In their most recent annual survey on the benefits landscape, CFO Research and Prudential Financial, Inc., found that finance executives have much more than a passing familiarity with the concept of “financial wellness” for employees. In fact, they view it as an important component of corporate performance, as well as a sound human resource management strategy.

This year’s survey respondents continue to agree that good benefits programs are valuable for their businesses. More than six in ten respondents (63%) say that employee satisfaction with benefits is important for their company’s success, and 65% believe that employee benefits are critical to attracting and retaining employees.

82% believe that their companies benefit from having workforces that are financially secure.

Finance executives recognize the value of benefits packages for human capital management, beyond their impact on financial statements. Even if the deductibility of employer-sponsored benefits were to be removed, a majority of respondents say that their companies would either maintain the status quo (29%)—that is, continue to offer the same package with the same subsidies—or would increase employee compensation to counterbalance reduced corporate subsidies (28%).

Finance executives believe that the financial security of employees is an important concern for the company, as well as for the employees themselves. More than eight out of ten respondents (82%) believe that their companies benefit from having workforces that are financially secure.
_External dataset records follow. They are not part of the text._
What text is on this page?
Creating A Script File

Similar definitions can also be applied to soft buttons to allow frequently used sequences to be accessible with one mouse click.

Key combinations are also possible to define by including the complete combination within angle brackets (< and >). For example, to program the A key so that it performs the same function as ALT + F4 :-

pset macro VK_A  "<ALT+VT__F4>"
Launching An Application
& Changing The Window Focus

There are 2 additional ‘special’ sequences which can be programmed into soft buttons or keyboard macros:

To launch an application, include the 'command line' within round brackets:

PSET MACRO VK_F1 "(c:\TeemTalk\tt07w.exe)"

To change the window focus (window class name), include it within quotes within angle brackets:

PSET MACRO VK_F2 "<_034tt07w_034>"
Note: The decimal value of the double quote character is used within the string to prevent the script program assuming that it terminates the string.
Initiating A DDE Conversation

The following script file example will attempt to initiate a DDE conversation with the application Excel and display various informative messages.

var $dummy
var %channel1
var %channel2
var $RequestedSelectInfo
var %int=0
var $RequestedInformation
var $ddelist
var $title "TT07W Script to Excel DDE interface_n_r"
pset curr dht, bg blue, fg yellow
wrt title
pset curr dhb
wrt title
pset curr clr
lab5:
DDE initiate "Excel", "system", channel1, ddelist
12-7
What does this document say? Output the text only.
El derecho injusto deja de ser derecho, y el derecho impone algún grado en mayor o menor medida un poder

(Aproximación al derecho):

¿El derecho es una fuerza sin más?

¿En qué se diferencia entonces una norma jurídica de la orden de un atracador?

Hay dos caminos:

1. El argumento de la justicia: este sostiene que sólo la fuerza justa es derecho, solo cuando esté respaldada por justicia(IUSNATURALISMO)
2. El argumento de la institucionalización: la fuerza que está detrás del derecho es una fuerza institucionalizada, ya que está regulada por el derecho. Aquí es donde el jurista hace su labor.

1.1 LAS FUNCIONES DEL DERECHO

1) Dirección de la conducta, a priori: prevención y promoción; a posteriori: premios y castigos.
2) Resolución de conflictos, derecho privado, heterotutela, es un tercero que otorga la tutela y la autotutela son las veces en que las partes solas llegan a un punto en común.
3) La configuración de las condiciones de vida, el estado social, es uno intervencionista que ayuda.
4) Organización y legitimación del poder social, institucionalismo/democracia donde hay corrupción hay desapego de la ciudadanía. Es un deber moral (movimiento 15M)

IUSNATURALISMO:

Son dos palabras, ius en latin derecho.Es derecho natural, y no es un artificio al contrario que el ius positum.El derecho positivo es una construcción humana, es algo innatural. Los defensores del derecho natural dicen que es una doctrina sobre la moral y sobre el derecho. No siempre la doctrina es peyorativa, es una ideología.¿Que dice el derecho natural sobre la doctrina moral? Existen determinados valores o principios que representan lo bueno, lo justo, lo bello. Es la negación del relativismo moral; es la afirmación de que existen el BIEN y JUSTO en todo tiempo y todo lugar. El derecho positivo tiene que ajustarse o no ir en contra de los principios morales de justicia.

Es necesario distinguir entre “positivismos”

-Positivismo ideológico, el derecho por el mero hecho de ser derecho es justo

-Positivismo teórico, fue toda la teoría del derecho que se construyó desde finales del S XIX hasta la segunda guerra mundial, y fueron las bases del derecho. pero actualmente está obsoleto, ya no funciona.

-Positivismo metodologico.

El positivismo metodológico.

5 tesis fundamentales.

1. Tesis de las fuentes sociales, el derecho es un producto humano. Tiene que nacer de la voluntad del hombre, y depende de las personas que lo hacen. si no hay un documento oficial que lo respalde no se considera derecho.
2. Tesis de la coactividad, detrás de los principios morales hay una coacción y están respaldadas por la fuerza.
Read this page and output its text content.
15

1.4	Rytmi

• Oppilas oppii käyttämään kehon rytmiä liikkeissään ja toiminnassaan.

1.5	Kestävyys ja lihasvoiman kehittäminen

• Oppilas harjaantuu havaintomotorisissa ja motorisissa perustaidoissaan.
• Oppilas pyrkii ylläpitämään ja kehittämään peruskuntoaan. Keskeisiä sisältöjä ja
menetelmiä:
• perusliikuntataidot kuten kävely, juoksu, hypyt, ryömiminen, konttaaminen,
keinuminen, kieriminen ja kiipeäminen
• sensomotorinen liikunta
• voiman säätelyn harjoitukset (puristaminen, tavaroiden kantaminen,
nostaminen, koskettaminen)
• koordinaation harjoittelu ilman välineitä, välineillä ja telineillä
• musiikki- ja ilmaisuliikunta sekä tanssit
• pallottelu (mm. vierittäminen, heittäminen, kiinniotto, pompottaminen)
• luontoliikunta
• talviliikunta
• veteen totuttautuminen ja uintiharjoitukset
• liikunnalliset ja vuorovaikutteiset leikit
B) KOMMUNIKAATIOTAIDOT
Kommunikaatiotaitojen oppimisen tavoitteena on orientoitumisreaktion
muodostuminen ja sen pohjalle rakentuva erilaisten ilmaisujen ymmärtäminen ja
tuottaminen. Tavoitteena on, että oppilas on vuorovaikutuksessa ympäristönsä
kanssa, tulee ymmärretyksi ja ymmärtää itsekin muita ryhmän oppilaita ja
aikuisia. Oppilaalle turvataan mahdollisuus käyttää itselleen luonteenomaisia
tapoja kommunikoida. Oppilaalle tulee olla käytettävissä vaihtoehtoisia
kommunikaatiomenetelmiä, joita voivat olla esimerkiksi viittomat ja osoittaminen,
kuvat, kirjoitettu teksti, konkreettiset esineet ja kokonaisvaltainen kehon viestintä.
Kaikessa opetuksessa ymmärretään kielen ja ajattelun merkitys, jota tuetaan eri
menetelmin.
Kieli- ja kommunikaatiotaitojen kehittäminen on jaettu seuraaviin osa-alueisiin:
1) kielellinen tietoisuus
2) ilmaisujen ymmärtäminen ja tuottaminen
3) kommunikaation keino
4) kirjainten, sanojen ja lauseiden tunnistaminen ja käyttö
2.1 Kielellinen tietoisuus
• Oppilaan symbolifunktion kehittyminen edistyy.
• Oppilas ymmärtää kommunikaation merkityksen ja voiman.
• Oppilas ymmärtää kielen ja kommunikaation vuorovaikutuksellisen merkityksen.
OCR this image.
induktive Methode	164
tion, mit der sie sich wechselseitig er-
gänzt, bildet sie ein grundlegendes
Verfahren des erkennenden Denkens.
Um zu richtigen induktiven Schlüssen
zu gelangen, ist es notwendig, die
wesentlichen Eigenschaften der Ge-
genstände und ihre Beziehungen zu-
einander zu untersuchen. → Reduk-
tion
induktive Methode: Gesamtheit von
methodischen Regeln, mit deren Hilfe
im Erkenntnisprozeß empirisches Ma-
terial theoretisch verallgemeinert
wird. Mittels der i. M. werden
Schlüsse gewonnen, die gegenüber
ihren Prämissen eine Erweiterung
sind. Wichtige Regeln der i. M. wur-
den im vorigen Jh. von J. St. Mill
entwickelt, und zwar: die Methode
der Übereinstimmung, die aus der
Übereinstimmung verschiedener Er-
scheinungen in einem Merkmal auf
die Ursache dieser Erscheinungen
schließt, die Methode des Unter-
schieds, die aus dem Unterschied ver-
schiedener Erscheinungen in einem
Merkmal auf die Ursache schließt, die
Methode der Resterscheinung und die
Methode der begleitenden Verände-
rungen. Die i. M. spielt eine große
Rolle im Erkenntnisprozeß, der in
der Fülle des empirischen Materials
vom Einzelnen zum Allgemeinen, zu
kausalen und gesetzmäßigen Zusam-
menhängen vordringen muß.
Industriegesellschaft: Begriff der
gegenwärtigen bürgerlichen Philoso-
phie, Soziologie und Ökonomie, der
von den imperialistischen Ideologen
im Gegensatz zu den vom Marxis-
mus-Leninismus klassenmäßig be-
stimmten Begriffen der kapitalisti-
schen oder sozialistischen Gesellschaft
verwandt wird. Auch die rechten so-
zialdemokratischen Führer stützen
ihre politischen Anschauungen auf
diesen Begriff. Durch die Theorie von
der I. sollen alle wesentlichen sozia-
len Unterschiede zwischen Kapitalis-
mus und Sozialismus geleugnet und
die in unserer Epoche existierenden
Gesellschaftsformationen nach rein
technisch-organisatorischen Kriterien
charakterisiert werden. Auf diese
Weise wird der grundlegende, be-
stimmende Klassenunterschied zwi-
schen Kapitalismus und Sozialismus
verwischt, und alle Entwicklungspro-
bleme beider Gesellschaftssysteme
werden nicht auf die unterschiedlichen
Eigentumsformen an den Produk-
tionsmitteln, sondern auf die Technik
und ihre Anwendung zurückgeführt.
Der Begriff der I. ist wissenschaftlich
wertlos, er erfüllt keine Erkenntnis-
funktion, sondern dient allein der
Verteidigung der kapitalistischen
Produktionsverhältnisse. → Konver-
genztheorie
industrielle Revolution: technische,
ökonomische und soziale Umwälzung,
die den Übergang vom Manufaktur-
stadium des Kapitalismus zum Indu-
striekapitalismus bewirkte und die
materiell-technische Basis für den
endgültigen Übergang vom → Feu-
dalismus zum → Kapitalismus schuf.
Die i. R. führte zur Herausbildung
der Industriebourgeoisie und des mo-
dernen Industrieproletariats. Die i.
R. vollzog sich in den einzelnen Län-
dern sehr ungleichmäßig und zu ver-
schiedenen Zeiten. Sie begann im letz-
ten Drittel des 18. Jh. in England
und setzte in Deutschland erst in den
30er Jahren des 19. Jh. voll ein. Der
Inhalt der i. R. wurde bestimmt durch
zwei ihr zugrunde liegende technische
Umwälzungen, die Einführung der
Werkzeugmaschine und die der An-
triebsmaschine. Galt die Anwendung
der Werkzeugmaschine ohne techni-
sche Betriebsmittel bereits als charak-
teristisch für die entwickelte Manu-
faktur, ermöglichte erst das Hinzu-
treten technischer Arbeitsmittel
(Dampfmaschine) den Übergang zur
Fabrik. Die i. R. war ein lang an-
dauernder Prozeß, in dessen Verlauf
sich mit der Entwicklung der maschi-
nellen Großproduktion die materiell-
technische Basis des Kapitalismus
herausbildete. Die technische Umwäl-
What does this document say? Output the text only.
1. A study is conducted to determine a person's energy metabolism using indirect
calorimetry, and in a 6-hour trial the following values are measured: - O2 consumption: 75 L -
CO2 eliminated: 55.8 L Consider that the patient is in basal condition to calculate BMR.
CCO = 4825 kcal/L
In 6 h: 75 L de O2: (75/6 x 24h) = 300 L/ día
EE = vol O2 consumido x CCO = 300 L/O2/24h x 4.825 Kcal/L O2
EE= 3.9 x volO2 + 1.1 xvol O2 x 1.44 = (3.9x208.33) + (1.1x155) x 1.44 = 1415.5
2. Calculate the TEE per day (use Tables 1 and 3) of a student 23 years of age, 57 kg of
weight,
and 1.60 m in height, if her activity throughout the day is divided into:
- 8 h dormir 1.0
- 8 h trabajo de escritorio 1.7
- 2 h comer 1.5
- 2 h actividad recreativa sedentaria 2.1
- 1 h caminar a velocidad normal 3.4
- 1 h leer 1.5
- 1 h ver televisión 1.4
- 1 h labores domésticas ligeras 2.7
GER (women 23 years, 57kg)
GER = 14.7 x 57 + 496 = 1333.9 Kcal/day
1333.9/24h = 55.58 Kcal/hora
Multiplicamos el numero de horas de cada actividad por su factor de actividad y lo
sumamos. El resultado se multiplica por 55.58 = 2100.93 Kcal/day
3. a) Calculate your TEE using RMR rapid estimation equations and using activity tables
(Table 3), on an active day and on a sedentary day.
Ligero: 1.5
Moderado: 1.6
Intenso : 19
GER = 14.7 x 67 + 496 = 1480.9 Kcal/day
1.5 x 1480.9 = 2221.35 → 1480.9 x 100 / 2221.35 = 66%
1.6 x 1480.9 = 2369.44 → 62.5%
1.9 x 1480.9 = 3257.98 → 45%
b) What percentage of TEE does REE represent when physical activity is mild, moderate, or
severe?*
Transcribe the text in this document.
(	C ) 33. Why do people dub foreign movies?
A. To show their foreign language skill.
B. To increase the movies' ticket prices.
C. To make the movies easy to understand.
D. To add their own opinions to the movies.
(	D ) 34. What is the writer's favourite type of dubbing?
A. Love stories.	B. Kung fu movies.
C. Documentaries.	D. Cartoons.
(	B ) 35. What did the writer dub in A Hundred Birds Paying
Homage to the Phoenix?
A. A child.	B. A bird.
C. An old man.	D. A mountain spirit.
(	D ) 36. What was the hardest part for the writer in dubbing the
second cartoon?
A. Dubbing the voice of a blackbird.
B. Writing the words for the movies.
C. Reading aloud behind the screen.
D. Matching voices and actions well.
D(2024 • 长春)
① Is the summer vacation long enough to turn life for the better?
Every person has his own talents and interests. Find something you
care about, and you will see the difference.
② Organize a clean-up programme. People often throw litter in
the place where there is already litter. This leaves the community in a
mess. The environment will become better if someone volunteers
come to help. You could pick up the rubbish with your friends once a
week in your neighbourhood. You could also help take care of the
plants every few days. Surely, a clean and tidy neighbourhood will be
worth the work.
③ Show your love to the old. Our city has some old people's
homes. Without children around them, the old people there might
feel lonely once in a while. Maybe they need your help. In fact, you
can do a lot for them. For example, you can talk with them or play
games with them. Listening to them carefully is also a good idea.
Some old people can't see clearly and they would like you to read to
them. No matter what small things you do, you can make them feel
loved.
Nearly as many (78%) also believe that employers should assist employees in achieving financial wellness during their working years. (See Figure 1.)

Employers should assist employees in achieving financial wellness during working years

By far, finance executives consider higher employee satisfaction (59%) and increased retention (53%) as the most important benefits coming out of a focus on financial wellness. They appear to view financial wellness of the company’s employees as part of an effective strategy for human resources management.

These convictions may help explain the fact that 72% of respondents agree that the financial wellness of employees is a focus for their organizations, and even more (84%) say that it is important to ensure that their companies’ employees are educated on key tenets of financial wellness. (See Figure 2.)

Seven out of ten respondents (70%) agree that it is important for their companies to measure employees’ financial wellness.

Furthermore, finance executives value the measurement and benchmarking of financial wellness. As shown in Figure 2, seven out of ten respondents (70%) agree that it is important for their companies to measure employees’ financial wellness. About the same number (71%) agree that benchmarking their employees’ financial wellness versus other companies is valuable.

It is important to ensure my company's employees are educated on key tenets of financial wellness.
It is important for my company to measure its employees' financial wellness.
Benchmarking my employees' financial wellness versus other companies in my industry is valuable.

 

Research Sponsor's Statement

"It is encouraging to see that employers are seeing the value in helping employees focus on financial wellness. In particular, employers seem ready to look at ways to not only measure the financial wellness of their employees, but also to benchmark it against other companies in their industry. This survey demonstrates that the vast majority of employers recognize that improving the financial wellness of their workforce yields significant benefits for their companies and employees alike."

Jim Gemus
Senior Vice President, Distribution & Product Management, Prudential Group Insurance

About the Survey 

This year marks the sixth annual survey that CFO Research has conducted with Prudential Financial, Inc. The surveys provide insights into finance executives’ current thinking on their companies’ retirement and benefits programs. This year’s results are based on survey responses of 180 finance executives, most of whom (78%) work at large U.S. companies with more than $1 billion in annual revenues. All of the companies in the survey also have defined benefit (DB) plans with more than $250 million in assets; 31% have between $1 billion and $5 billion in assets, and an additional 31% have more than $5 billion in assets.